Think Progess
By Esther Yu-Hsi Lee
May 23, 2016
Democratic presidential candidate Bernie Sanders visited to the U.S.-Mexico border wall in California over the weekend — and met with deported U.S. veteran Hector Barajas, who may not have been sent back to Mexico under Sanders’ policies.
Speaking through the slotted steel border wall division, Sanders thanked Barajas for his service and said that deported individuals should have a chance to come back to the United States.
“I would like you on this side of the border,” Sanders told Barajas.
After he served as a paratrooper in the 82nd Airborne, Barajas fired a weapon in an incident with someone — an event that he previously told ThinkProgress was induced by PTSD. That incident led to his arrest, which gave him a 20-year reentry ban.
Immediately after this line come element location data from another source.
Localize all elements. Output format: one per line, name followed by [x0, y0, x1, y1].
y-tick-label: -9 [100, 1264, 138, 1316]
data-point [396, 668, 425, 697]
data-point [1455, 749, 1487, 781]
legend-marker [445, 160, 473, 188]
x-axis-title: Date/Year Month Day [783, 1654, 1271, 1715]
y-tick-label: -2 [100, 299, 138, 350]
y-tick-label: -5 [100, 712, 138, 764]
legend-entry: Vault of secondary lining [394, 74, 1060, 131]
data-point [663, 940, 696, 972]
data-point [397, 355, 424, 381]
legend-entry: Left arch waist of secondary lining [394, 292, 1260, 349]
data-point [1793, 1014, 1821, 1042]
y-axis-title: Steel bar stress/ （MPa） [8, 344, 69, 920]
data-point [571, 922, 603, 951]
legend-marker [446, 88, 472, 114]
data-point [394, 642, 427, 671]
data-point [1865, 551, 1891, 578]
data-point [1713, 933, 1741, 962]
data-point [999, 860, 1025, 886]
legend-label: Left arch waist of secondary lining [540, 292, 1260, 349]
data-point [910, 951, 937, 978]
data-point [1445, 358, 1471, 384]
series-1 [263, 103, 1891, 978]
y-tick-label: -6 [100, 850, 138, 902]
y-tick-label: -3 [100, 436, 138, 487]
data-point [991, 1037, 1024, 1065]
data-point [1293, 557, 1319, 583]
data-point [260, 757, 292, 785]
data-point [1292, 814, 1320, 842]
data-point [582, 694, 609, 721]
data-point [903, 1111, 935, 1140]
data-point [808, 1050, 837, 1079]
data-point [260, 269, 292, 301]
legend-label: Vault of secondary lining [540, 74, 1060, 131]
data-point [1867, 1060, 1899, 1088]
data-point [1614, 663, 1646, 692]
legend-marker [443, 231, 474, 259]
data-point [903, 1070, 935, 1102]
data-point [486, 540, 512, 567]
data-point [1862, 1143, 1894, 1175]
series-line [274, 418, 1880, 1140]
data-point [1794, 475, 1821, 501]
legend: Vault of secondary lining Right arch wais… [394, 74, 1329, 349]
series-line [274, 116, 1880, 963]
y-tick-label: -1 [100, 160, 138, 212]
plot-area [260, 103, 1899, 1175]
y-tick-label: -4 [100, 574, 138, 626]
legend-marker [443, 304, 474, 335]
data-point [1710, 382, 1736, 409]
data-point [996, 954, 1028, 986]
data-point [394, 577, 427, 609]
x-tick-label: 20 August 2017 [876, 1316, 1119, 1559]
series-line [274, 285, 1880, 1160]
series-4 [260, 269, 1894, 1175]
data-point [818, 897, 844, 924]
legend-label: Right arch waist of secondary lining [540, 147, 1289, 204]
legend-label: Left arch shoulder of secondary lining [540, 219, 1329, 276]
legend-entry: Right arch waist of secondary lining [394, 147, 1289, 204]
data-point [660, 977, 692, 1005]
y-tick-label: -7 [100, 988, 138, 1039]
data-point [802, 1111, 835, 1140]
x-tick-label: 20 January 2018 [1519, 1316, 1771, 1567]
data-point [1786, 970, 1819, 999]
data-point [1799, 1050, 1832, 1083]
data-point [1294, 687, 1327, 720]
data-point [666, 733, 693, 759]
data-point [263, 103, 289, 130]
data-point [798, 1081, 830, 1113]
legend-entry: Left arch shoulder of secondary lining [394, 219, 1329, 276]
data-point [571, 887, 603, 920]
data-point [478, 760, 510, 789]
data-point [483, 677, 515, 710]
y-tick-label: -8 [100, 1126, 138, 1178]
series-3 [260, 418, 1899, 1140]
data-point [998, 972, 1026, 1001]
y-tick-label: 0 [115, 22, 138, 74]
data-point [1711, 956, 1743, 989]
Barajas then received a lifetime ban after he was caught coming back to the United States to see his young daughter.
Now, Barajas runs the advocacy organization Banished Veterans, which helps deported veterans settle into countries that some of them haven’t seen since they were children.
Speaking to reporters afterward, Sanders noted that his visit to Friendship Park — a meeting place in San Diego, California used by U.S. residents to meet with deported family members across the Tijuana, Mexico border — helped him understand “why we need comprehensive immigration reform” and “why we need to have immigration policy designed to unite families” rather than to divide them.
It’s unclear whether Sanders knew about Barajas’ lifetime ban. However, Sanders has indicated in his immigration policy platform that he would “expand the use of humanitarian parole to ensure the return of unjustly deported immigrants.”
During the border visit, Sanders slammed Republican presidential candidate Donald Trump for supporting an immigration policy platform to deport the country’s 11 million undocumented immigrants, a charge that Sanders called “immoral.” Among some of his immigration policy proposals, Trump would call for the country’s 11 million undocumented population to be returned back to their home countries and a 2,000-mile long border wall would be fully funded by the Mexican government.
“It’s not only an immoral perspective from my point of view,” Sanders said. “It’s something that should not happen, cannot happen. What we need to do is to recognize the reality of the moment, that we have a broken immigration system.”
Sanders previously visited the Nogales, Arizona border in March.